Gesellschaftlicher Zusammenhalt
- Die Gleichstellung der Geschlechter wird zum Querschnittsziel erklärt – auch mit Blick auf Führungspositionen, Lohnlücken und Teilhabe. Familien mit niedrigem Einkommen sollen durch gezielte Entlastungen unterstützt werden.
- Die Inklusionspolitik wird neu ausgerichtet: Mehr Barrierefreiheit, vereinfachter Zugang zum Arbeitsmarkt für Menschen mit Behinderung und eine Reform der Werkstätten sind angedacht.

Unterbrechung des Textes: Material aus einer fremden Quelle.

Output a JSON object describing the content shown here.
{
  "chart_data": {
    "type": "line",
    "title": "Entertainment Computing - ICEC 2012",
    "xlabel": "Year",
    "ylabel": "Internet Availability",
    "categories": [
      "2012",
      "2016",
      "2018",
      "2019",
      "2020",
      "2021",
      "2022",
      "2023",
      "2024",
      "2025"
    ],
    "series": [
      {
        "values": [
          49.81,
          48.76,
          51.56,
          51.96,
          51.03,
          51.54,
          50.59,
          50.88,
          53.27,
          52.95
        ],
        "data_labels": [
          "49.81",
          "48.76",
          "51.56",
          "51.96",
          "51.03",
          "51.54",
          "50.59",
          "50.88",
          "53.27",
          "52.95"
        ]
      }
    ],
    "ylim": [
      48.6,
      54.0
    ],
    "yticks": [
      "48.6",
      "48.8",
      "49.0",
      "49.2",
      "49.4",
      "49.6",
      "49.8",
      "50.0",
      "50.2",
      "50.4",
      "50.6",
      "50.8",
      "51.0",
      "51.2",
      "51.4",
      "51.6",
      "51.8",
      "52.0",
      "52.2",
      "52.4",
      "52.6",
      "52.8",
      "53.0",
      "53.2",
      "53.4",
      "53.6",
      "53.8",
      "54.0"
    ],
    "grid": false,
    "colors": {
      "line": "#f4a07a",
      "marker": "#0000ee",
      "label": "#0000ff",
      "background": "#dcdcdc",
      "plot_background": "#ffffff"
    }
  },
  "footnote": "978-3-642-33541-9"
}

Ein Bundeskompetenzzentrum für leichte Sprache und Gebärdensprache wird aufgebaut.
- Das Deutschlandticket soll erhalten bleiben, preislich stabil sein und flächendeckend anerkannt werden. Ziel ist eine dauerhafte Verankerung im ÖPNV-Tarifsystem, auch als Impuls für eine Verkehrswende.
- Cannabisgesetz: Die derzeitige gesetzliche Regelung zum kontrollierten Eigenanbau und Besitz bleibt vorerst bestehen, wird jedoch evaluiert. Je nach Ergebnissen soll über Anpassungen entschieden werden – sowohl in Bezug auf Gesundheitsschutz als auch auf Jugendprävention und Kriminalitätsentwicklung.